The addition of neoadjuvant chemotherapy to D2 surgery plus adjuvant chemotherapy improves progression-free survival in patients with resectable locally advanced gastric cancer.
The standard of care for patients with locally advanced gastric cancer varies worldwide. In Europe, perioperative chemotherapy with epirubicin plus cisplatin plus fluorouracil is the standard of care. In North America, the standard of care is postoperative chemoradiation, and in Eastern Asia postoperative S-1 or capecitabine plus oxaliplatin is the standard of care. These regimens are based on clinical trials, but treatment improvements are continuously sought mainly by intensifying chemotherapy or modifying adjuvant therapies. The FLOT4, JACCRO GC-07, and ARTIST 2 clinical trials demonstrated that chemotherapy intensification administered postoperatively benefits patients.
The PRODIGY clinical trial, a phase 3 study of neoadjuvant docetaxel, oxaliplatin, and S-1 followed by surgery and adjuvant S-1 (CSC), was performed to determine if this regimen could improve outcomes compared with surgery and adjuvant S-1 (SC) in Korean patients with resectable advanced gastric cancer. There were 693 patients recruited for the study, with 484 patients ultimately undergoing study treatment. Patients ranged between 20 and 75 years of age and had newly confirmed primary locally advanced gastric or gastroesophageal junction adenocarcinoma amenable to surgery.
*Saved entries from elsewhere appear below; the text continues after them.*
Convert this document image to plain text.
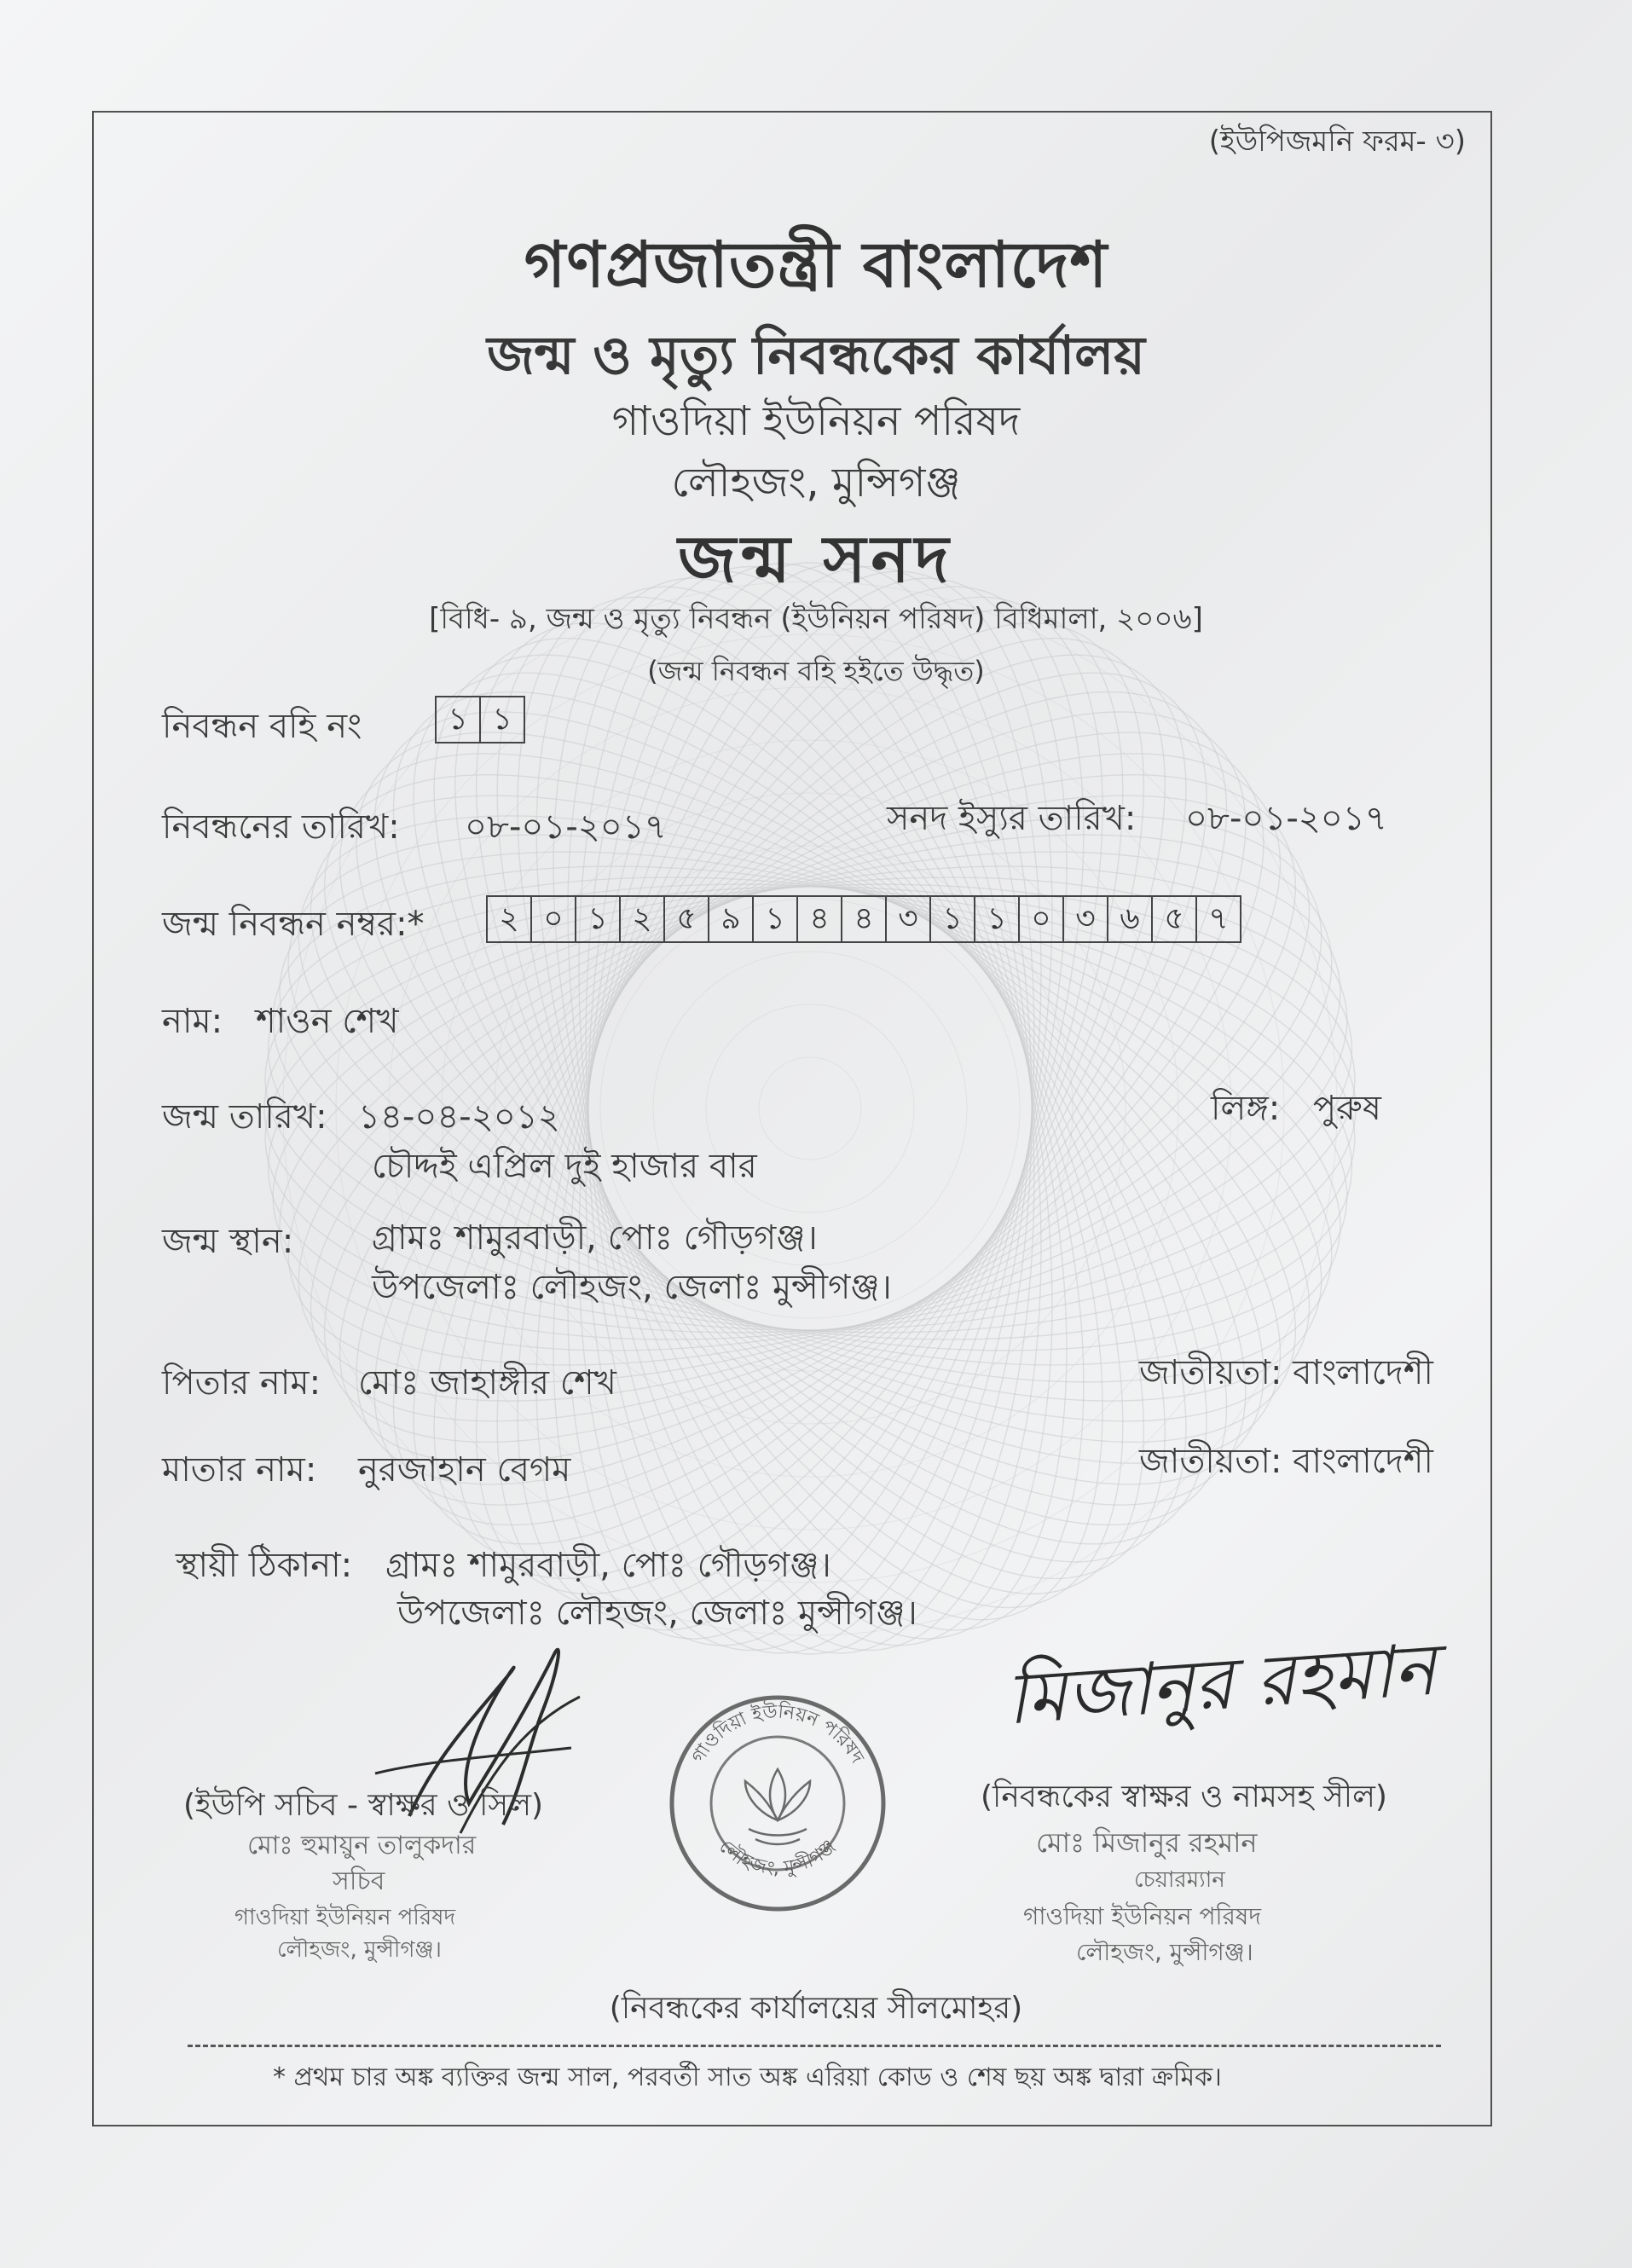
(ইউপিজমনি ফরম- ৩)
গণপ্রজাতন্ত্রী বাংলাদেশ
জন্ম ও মৃত্যু নিবন্ধকের কার্যালয়
গাওদিয়া ইউনিয়ন পরিষদ
লৌহজং, মুন্সিগঞ্জ
জন্ম সনদ
[বিধি- ৯, জন্ম ও মৃত্যু নিবন্ধন (ইউনিয়ন পরিষদ) বিধিমালা, ২০০৬]
(জন্ম নিবন্ধন বহি হইতে উদ্ধৃত)
নিবন্ধন বহি নং	১ ১
নিবন্ধনের তারিখ: ০৮-০১-২০১৭	সনদ ইস্যুর তারিখ: ০৮-০১-২০১৭
জন্ম নিবন্ধন নম্বর:*	২ ০ ১ ২ ৫ ৯ ১ ৪ ৪ ৩ ১ ১ ০ ৩ ৬ ৫ ৭
নাম: শাওন শেখ
জন্ম তারিখ: ১৪-০৪-২০১২
চৌদ্দই এপ্রিল দুই হাজার বার
লিঙ্গ: পুরুষ
জন্ম স্থান: গ্রামঃ শামুরবাড়ী, পোঃ গৌড়গঞ্জ।
উপজেলাঃ লৌহজং, জেলাঃ মুন্সীগঞ্জ।
পিতার নাম: মোঃ জাহাঙ্গীর শেখ	জাতীয়তা: বাংলাদেশী
মাতার নাম: নুরজাহান বেগম	জাতীয়তা: বাংলাদেশী
স্থায়ী ঠিকানা: গ্রামঃ শামুরবাড়ী, পোঃ গৌড়গঞ্জ।
উপজেলাঃ লৌহজং, জেলাঃ মুন্সীগঞ্জ।
(ইউপি সচিব - স্বাক্ষর ও সিল)
মোঃ হুমায়ুন তালুকদার
সচিব
গাওদিয়া ইউনিয়ন পরিষদ
লৌহজং, মুন্সীগঞ্জ।
গাওদিয়া ইউনিয়ন পরিষদ
লৌহজং, মুন্সীগঞ্জ
(নিবন্ধকের কার্যালয়ের সীলমোহর)
মিজানুর রহমান
(নিবন্ধকের স্বাক্ষর ও নামসহ সীল)
মোঃ মিজানুর রহমান
চেয়ারম্যান
গাওদিয়া ইউনিয়ন পরিষদ
লৌহজং, মুন্সীগঞ্জ।
* প্রথম চার অঙ্ক ব্যক্তির জন্ম সাল, পরবর্তী সাত অঙ্ক এরিয়া কোড ও শেষ ছয় অঙ্ক দ্বারা ক্রমিক।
The study’s primary objective was to compare progression-free survival (PFS) between the 2 patient groups. Secondary outcomes included comparison of overall survival (OS), postoperative pathologic stage, R0 resection rate, and safety.
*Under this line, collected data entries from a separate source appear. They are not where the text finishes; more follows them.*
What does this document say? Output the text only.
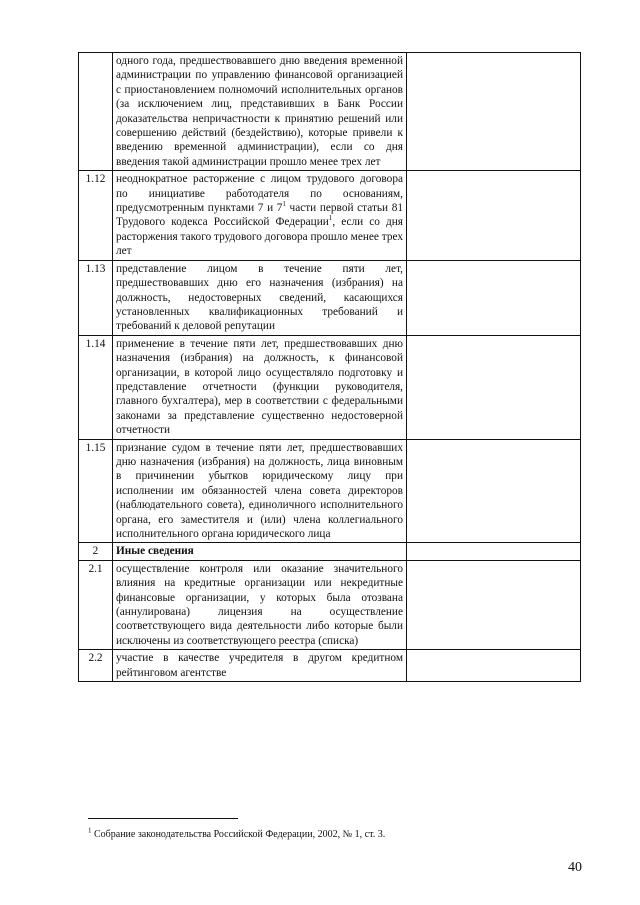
	одного года, предшествовавшего дню введения временной администрации по управлению финансовой организацией с приостановлением полномочий исполнительных органов (за исключением лиц, представивших в Банк России доказательства непричастности к принятию решений или совершению действий (бездействию), которые привели к введению временной администрации), если со дня введения такой администрации прошло менее трех лет	
1.12	неоднократное расторжение с лицом трудового договора по инициативе работодателя по основаниям, предусмотренным пунктами 7 и $7^1$ части первой статьи 81 Трудового кодекса Российской Федерации$^1$, если со дня расторжения такого трудового договора прошло менее трех лет	
1.13	представление лицом в течение пяти лет, предшествовавших дню его назначения (избрания) на должность, недостоверных сведений, касающихся установленных квалификационных требований и требований к деловой репутации	
1.14	применение в течение пяти лет, предшествовавших дню назначения (избрания) на должность, к финансовой организации, в которой лицо осуществляло подготовку и представление отчетности (функции руководителя, главного бухгалтера), мер в соответствии с федеральными законами за представление существенно недостоверной отчетности	
1.15	признание судом в течение пяти лет, предшествовавших дню назначения (избрания) на должность, лица виновным в причинении убытков юридическому лицу при исполнении им обязанностей члена совета директоров (наблюдательного совета), единоличного исполнительного органа, его заместителя и (или) члена коллегиального исполнительного органа юридического лица	
2	Иные сведения	
2.1	осуществление контроля или оказание значительного влияния на кредитные организации или некредитные финансовые организации, у которых была отозвана (аннулирована) лицензия на осуществление соответствующего вида деятельности либо которые были исключены из соответствующего реестра (списка)	
2.2	участие в качестве учредителя в другом кредитном рейтинговом агентстве	
$^1$ Собрание законодательства Российской Федерации, 2002, № 1, ст. 3.
40
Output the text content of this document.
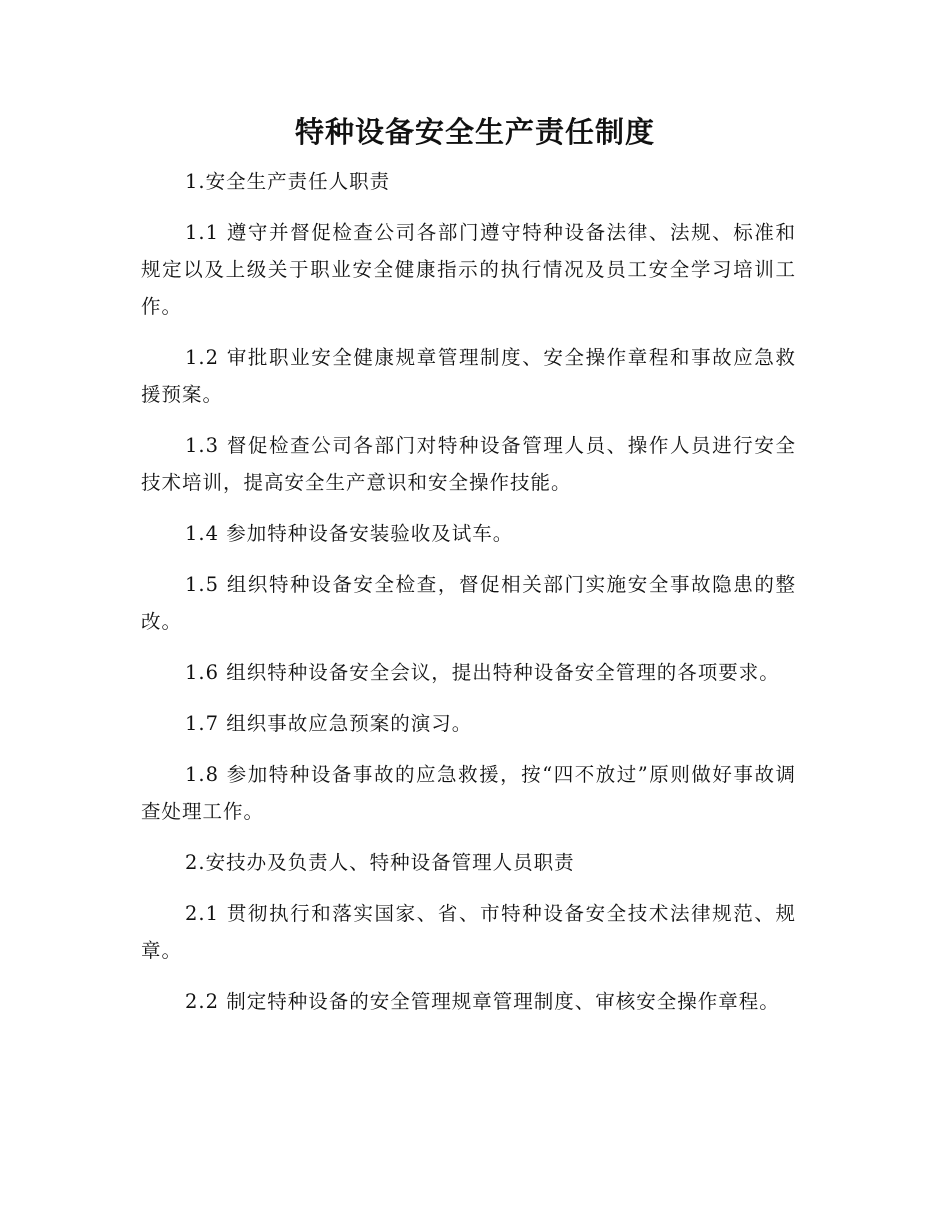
特种设备安全生产责任制度

1.安全生产责任人职责

1.1 遵守并督促检查公司各部门遵守特种设备法律、法规、标准和规定以及上级关于职业安全健康指示的执行情况及员工安全学习培训工作。

1.2 审批职业安全健康规章管理制度、安全操作章程和事故应急救援预案。

1.3 督促检查公司各部门对特种设备管理人员、操作人员进行安全技术培训，提高安全生产意识和安全操作技能。

1.4 参加特种设备安装验收及试车。

1.5 组织特种设备安全检查，督促相关部门实施安全事故隐患的整改。

1.6 组织特种设备安全会议，提出特种设备安全管理的各项要求。

1.7 组织事故应急预案的演习。

1.8 参加特种设备事故的应急救援，按“四不放过”原则做好事故调查处理工作。

2.安技办及负责人、特种设备管理人员职责

2.1 贯彻执行和落实国家、省、市特种设备安全技术法律规范、规章。

2.2 制定特种设备的安全管理规章管理制度、审核安全操作章程。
Random assignment (1:1) to a treatment group was made and stratified by site and clinical TNM staging. Within 7 days of random assignment, the CSC group began neoadjuvant treatment of 50 mg/m2 docetaxel and 100 mg/m2 oxaliplatin intravenously on day 1. Oral S-1 at 40 mg/m2 was given twice a day on days 1 through 14 every 3 weeks for 3 cycles. A complete blood count was performed at cycle start and doses were modified, or cycles were delayed if necessary. D2 gastrectomy was performed 1 to 3 weeks after neoadjuvant chemotherapy. The SC group had D2 gastrectomy within 2 weeks of random assignment. Both treatment groups received oral 40- to 60-mg S-1 twice a day on days 1 through 28 every 6 weeks for 8 cycles.
PFS was significantly superior in the CSC arm, with a 3-year PFS rate of 66.3%, compared with 60.2% for the SC arm. OS was consistent for both groups. The 3-year OS was 74.2% for the CSC arm and 73.4% for the SC group. Postoperative pathology in patients who underwent surgery revealed the CSC group had a pathologic complete response rate of 10.4%. Analysis of adverse events (AEs) after adjuvant therapy found that the most common grade ≥3 AE was neutropenia, which occurred in 6.4% of the CSC group and 5.3% of the SC group.
Perioperative docetaxel, oxaliplatin, and S-1 proved to be effective in the patients in this clinical trial.
Source: Kang YK, Yook JH, Park YK, et al. PRODIGY: a phase 3 study of neoadjuvant docetaxel, oxaliplatin, and S-1 plus surgery and adjuvant S-1 versus surgery and adjuvant S-1 for resectable advanced gastric cancer. J Clin Oncol. 2021;39:2903-2913.